After a disastrous year for the NFL, Incognito’s acts now seem harmless


After a season in which its player conduct policy, disciplinary procedures and overall management scheme was called into justifiable question, the NFL is undoubtedly happy to have one of the most trying campaigns in recent memory over and done with.

Ray Rice, Adrian Peterson, Greg Hardy and Ray McDonald were just a few of the names that found themselves in the headlines for something other than a touchdown, an interception, a sack or a moment on the field. The Super Bowl had its own series of issues with the New England Patriots spending much of the ramp up to the game defending themselves against still-unresolved accusations that they intentionally deflated footballs during the AFC Championship Game; Marshawn Lynch refusing to say anything other than, “I’m just here so I don’t get fined”; the Seattle Seahawks unprofessional and borderline repulsive behavior during the game itself and as they threw an embarrassing teamwide tantrum after they lost; and the aftermath of the game in which three separate players who weren’t involved in the Super Bowl – Joseph RandleD’Qwell Jackson and Letroy Guion – were arrested on a variety of offenses that only added to the league’s woes.

The series of embarrassments that the league and commissioner Roger Goodell had to endure and are still in the process of navigating have obscured what had been a “major” controversy that drew worldwide attention and commentary in 2013, former Miami Dolphins guard Richie Incognito and the accusations of bullying teammate Jonathan Martin to the point that Martin up and left the team. In hindsight, everything that happened since has minimized the Incognito-Martin episode, accusations and complaints into what Incognito and many others portrayed it to be: athletes who took locker room horseplay and went too far with it to the point where Martin quit and Incognito was essentially fired from the team and blackballed from the NFL for an unofficial yearlong suspension.
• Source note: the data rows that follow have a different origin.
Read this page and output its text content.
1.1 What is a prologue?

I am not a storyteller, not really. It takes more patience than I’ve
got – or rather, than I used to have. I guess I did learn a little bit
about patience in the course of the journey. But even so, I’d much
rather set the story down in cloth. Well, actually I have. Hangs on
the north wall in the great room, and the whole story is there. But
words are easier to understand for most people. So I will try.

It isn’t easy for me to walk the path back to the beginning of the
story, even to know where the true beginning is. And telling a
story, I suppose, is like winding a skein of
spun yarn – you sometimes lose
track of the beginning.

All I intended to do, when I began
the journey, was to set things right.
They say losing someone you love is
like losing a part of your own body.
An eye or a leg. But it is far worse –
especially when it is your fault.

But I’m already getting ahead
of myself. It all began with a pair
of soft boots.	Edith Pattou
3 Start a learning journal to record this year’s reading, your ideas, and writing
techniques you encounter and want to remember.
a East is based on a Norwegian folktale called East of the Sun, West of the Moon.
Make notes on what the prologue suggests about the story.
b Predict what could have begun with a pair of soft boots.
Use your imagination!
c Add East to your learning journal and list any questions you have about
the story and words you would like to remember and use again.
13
Incognito’s behavior, while misanthropic and destructive to both himself and his team, was nothing compared to what’s happened with a troubling number of players since. It certainly wasn’t enough for him to have to sit out an entire season while he could still contribute somewhere. Several teams considered signing him, but none did making it a clear question as to whether there was a whisper campaign against him.

For a player like Incognito to return to the league, he needed one of two things: a no-nonsense coach who would put him on notice that he had one strike to play with and if he misbehaved in any way, he’d be gone; or a coach who he’d respect and would be freewheeling enough to make clear to Incognito that there was a certain standard of behavior even when it came to off-field goofing around and if that was violated, he’d be gone.
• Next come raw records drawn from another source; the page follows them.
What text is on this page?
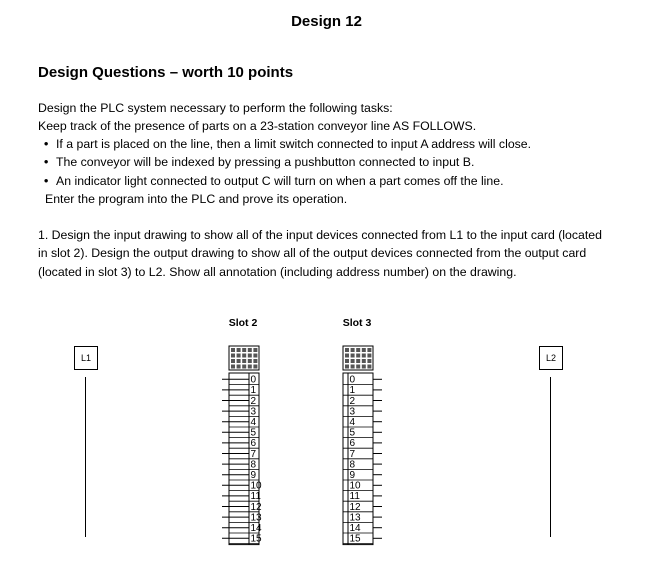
Design 12
Design Questions – worth 10 points
Design the PLC system necessary to perform the following tasks:
Keep track of the presence of parts on a 23-station conveyor line AS FOLLOWS.
• If a part is placed on the line, then a limit switch connected to input A address will close.
• The conveyor will be indexed by pressing a pushbutton connected to input B.
• An indicator light connected to output C will turn on when a part comes off the line.
Enter the program into the PLC and prove its operation.
1. Design the input drawing to show all of the input devices connected from L1 to the input card (located in slot 2). Design the output drawing to show all of the output devices connected from the output card (located in slot 3) to L2. Show all annotation (including address number) on the drawing.
L1	L2
Slot 2	Slot 3
0
1
2
3
4
5
6
7
8
9
10
11
12
13
14
15
0
1
2
3
4
5
6
7
8
9
10
11
12
13
14
15
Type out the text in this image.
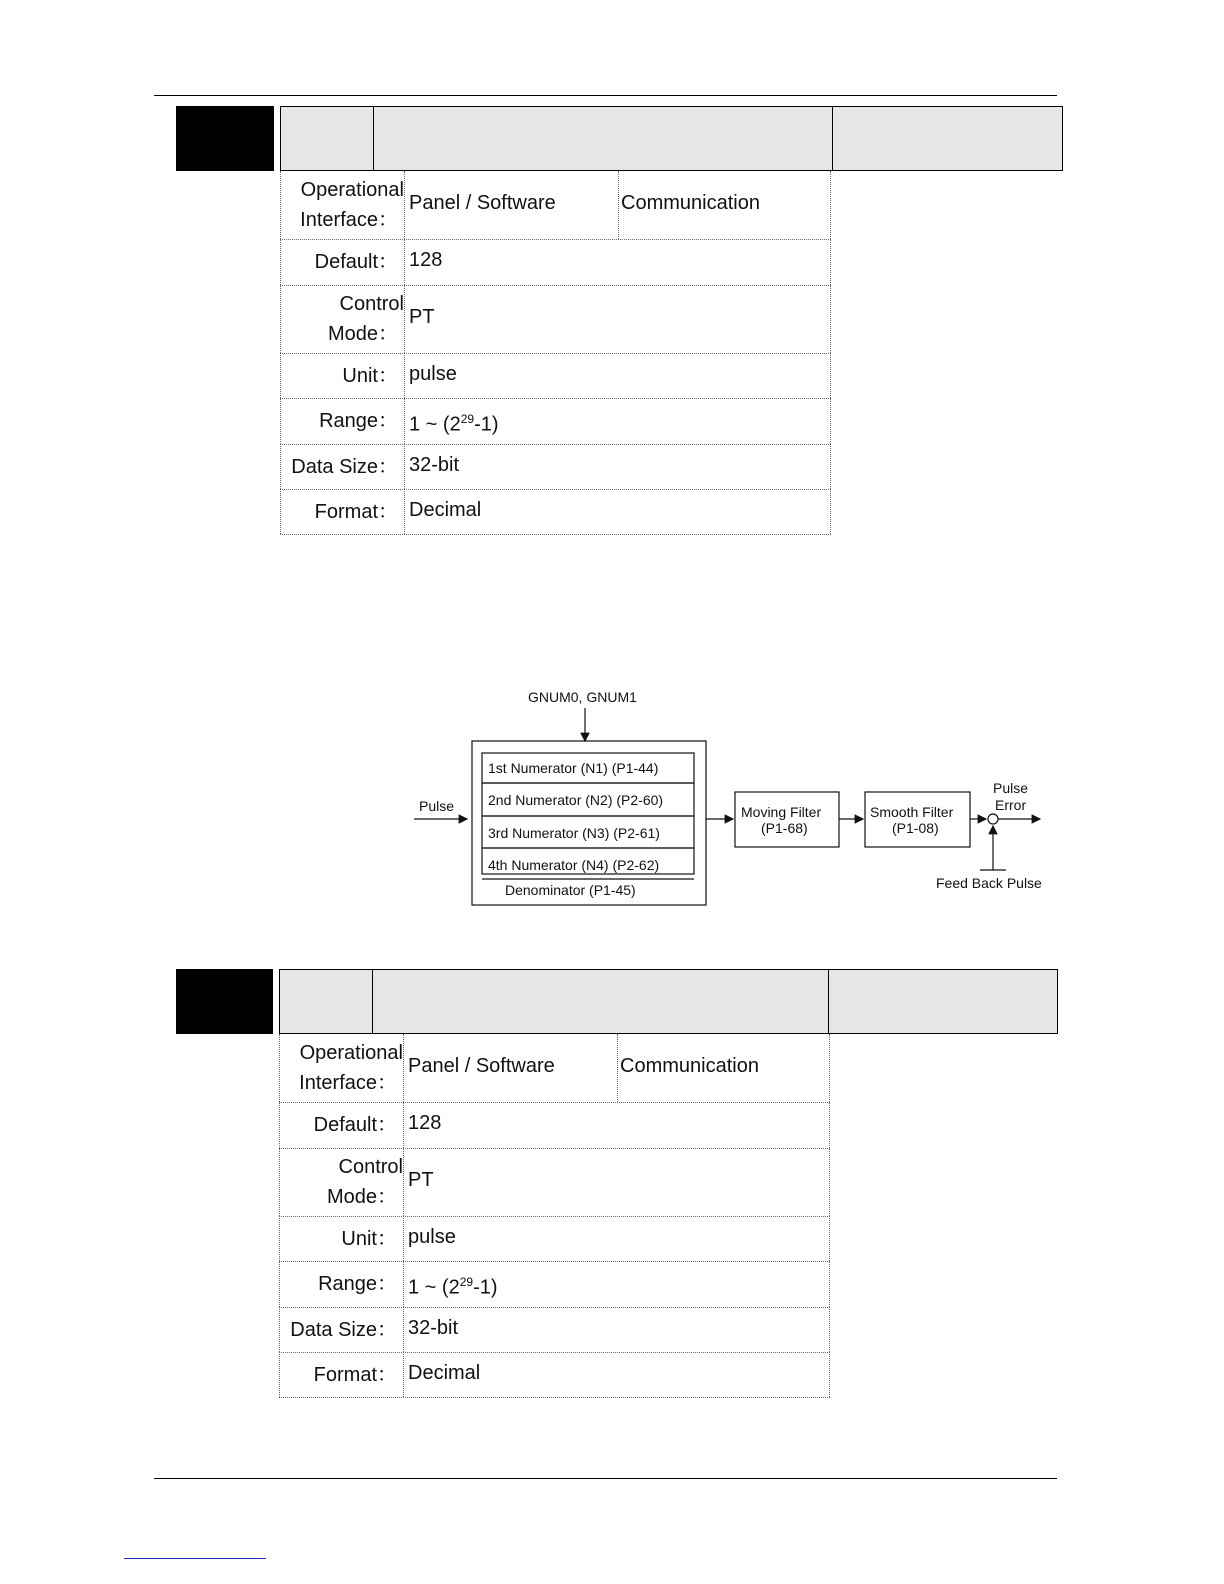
Operational
Interface：
Panel / Software	Communication
Default： 128
Control
Mode：
PT
Unit： pulse
Range： 1 ~ $(2^{29}-1)$
Data Size： 32-bit
Format： Decimal
GNUM0, GNUM1
Pulse
1st Numerator (N1) (P1-44)
2nd Numerator (N2) (P2-60)
3rd Numerator (N3) (P2-61)
4th Numerator (N4) (P2-62)
Denominator (P1-45)
Moving Filter
(P1-68)
Smooth Filter
(P1-08)
Pulse
Error
Feed Back Pulse
Operational
Interface：
Panel / Software	Communication
Default： 128
Control
Mode：
PT
Unit： pulse
Range： 1 ~ $(2^{29}-1)$
Data Size： 32-bit
Format： Decimal
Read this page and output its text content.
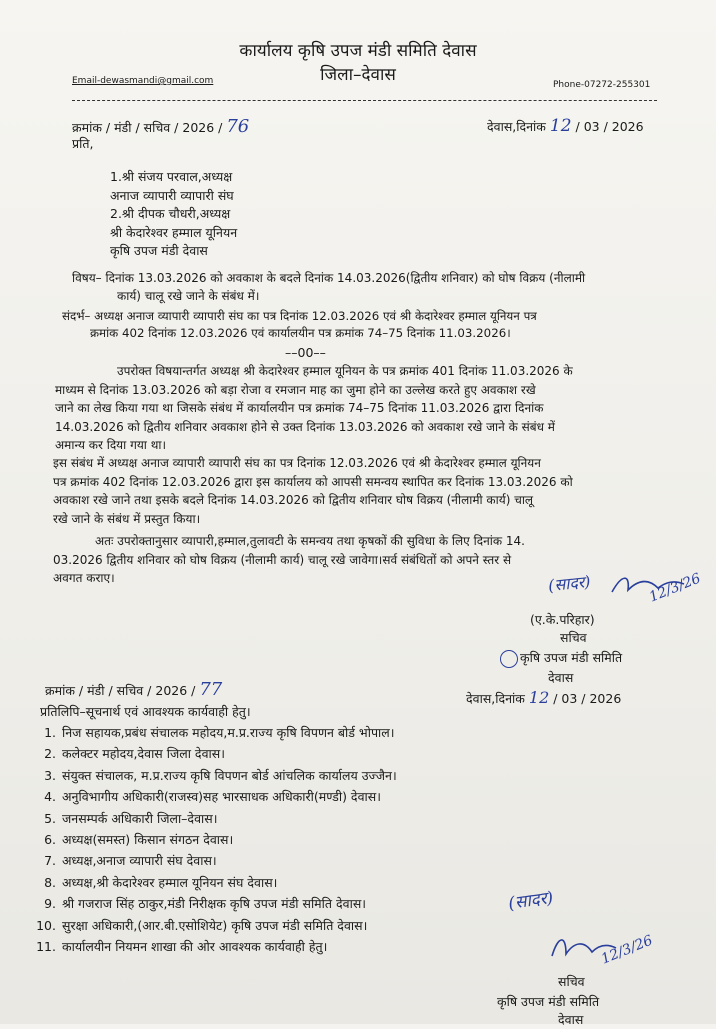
कार्यालय कृषि उपज मंडी समिति देवास
जिला–देवास
Email-dewasmandi@gmail.com	Phone-07272-255301
क्रमांक / मंडी / सचिव / 2026 / 76	देवास,दिनांक 12 / 03 / 2026
प्रति,
1.श्री संजय परवाल,अध्यक्ष
अनाज व्यापारी व्यापारी संघ
2.श्री दीपक चौधरी,अध्यक्ष
श्री केदारेश्वर हम्माल यूनियन
कृषि उपज मंडी देवास
विषय– दिनांक 13.03.2026 को अवकाश के बदले दिनांक 14.03.2026(द्वितीय शनिवार) को घोष विक्रय (नीलामी
कार्य) चालू रखे जाने के संबंध में।
संदर्भ– अध्यक्ष अनाज व्यापारी व्यापारी संघ का पत्र दिनांक 12.03.2026 एवं श्री केदारेश्वर हम्माल यूनियन पत्र
क्रमांक 402 दिनांक 12.03.2026 एवं कार्यालयीन पत्र क्रमांक 74–75 दिनांक 11.03.2026।
––00––
उपरोक्त विषयान्तर्गत अध्यक्ष श्री केदारेश्वर हम्माल यूनियन के पत्र क्रमांक 401 दिनांक 11.03.2026 के
माध्यम से दिनांक 13.03.2026 को बड़ा रोजा व रमजान माह का जुमा होने का उल्लेख करते हुए अवकाश रखे
जाने का लेख किया गया था जिसके संबंध में कार्यालयीन पत्र क्रमांक 74–75 दिनांक 11.03.2026 द्वारा दिनांक
14.03.2026 को द्वितीय शनिवार अवकाश होने से उक्त दिनांक 13.03.2026 को अवकाश रखे जाने के संबंध में
अमान्य कर दिया गया था।
इस संबंध में अध्यक्ष अनाज व्यापारी व्यापारी संघ का पत्र दिनांक 12.03.2026 एवं श्री केदारेश्वर हम्माल यूनियन
पत्र क्रमांक 402 दिनांक 12.03.2026 द्वारा इस कार्यालय को आपसी समन्वय स्थापित कर दिनांक 13.03.2026 को
अवकाश रखे जाने तथा इसके बदले दिनांक 14.03.2026 को द्वितीय शनिवार घोष विक्रय (नीलामी कार्य) चालू
रखे जाने के संबंध में प्रस्तुत किया।
अतः उपरोक्तानुसार व्यापारी,हम्माल,तुलावटी के समन्वय तथा कृषकों की सुविधा के लिए दिनांक 14.
03.2026 द्वितीय शनिवार को घोष विक्रय (नीलामी कार्य) चालू रखे जावेगा।सर्व संबंधितों को अपने स्तर से
अवगत कराए।	(सादर)	12/3/26
(ए.के.परिहार)
सचिव
कृषि उपज मंडी समिति
देवास
क्रमांक / मंडी / सचिव / 2026 / 77	देवास,दिनांक 12 / 03 / 2026
प्रतिलिपि–सूचनार्थ एवं आवश्यक कार्यवाही हेतु।
1. निज सहायक,प्रबंध संचालक महोदय,म.प्र.राज्य कृषि विपणन बोर्ड भोपाल।
2. कलेक्टर महोदय,देवास जिला देवास।
3. संयुक्त संचालक, म.प्र.राज्य कृषि विपणन बोर्ड आंचलिक कार्यालय उज्जैन।
4. अनुविभागीय अधिकारी(राजस्व)सह भारसाधक अधिकारी(मण्डी) देवास।
5. जनसम्पर्क अधिकारी जिला–देवास।
6. अध्यक्ष(समस्त) किसान संगठन देवास।
7. अध्यक्ष,अनाज व्यापारी संघ देवास।
8. अध्यक्ष,श्री केदारेश्वर हम्माल यूनियन संघ देवास।
9. श्री गजराज सिंह ठाकुर,मंडी निरीक्षक कृषि उपज मंडी समिति देवास।
10. सुरक्षा अधिकारी,(आर.बी.एसोशियेट) कृषि उपज मंडी समिति देवास।
11. कार्यालयीन नियमन शाखा की ओर आवश्यक कार्यवाही हेतु।
(सादर)
12/3/26
सचिव
कृषि उपज मंडी समिति
देवास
With the news that Incognito is close to signing with the Buffalo Bills, he’s getting the latter in Rex Ryan. While in Miami, head coach Joe Philbin put forth the impression of the substitute teacher so worried about keeping his job and intimidated by the possibility that the players would simply ignore him if he cracked down that it was easier to look the other way. Ryan is so worshiped by his players that if he’s betrayed, it could be seen as a hurtful affront to the trust he’s placed in those under his charge to protect him as he protects them.

In the linked article detailing the Bills’ pending signing of Incognito, it’s mentioned that Ryan, when speaking at his introductory press conference as the new head coach, said that he was going to “build a bully.” Obviously, that was a poor choice of words given the negative connotations with bullying today and that the league has been trying to put a damper on the hazing that was once an ingrained rite of passage for new players in the league. He certainly didn’t sign Incognito with the idea that he wanted people who had reputations as bullies.

Incognito did some stupid things while he was with the Dolphins and his reputation prior to that was terrible. Now that he’s getting his second chance and playing for a coach who will allow a wide range of personalities on his team to be themselves, he won’t want to blow that with similar acts that got him tossed from the Dolphins and the rest of football for a full season-and-a-half. Considering what’s happened to the league, its players and its commissioner in the time since Incognito was a household name for all the wrong reasons, it’s nothing and he deserves another chance without having to apologize anymore.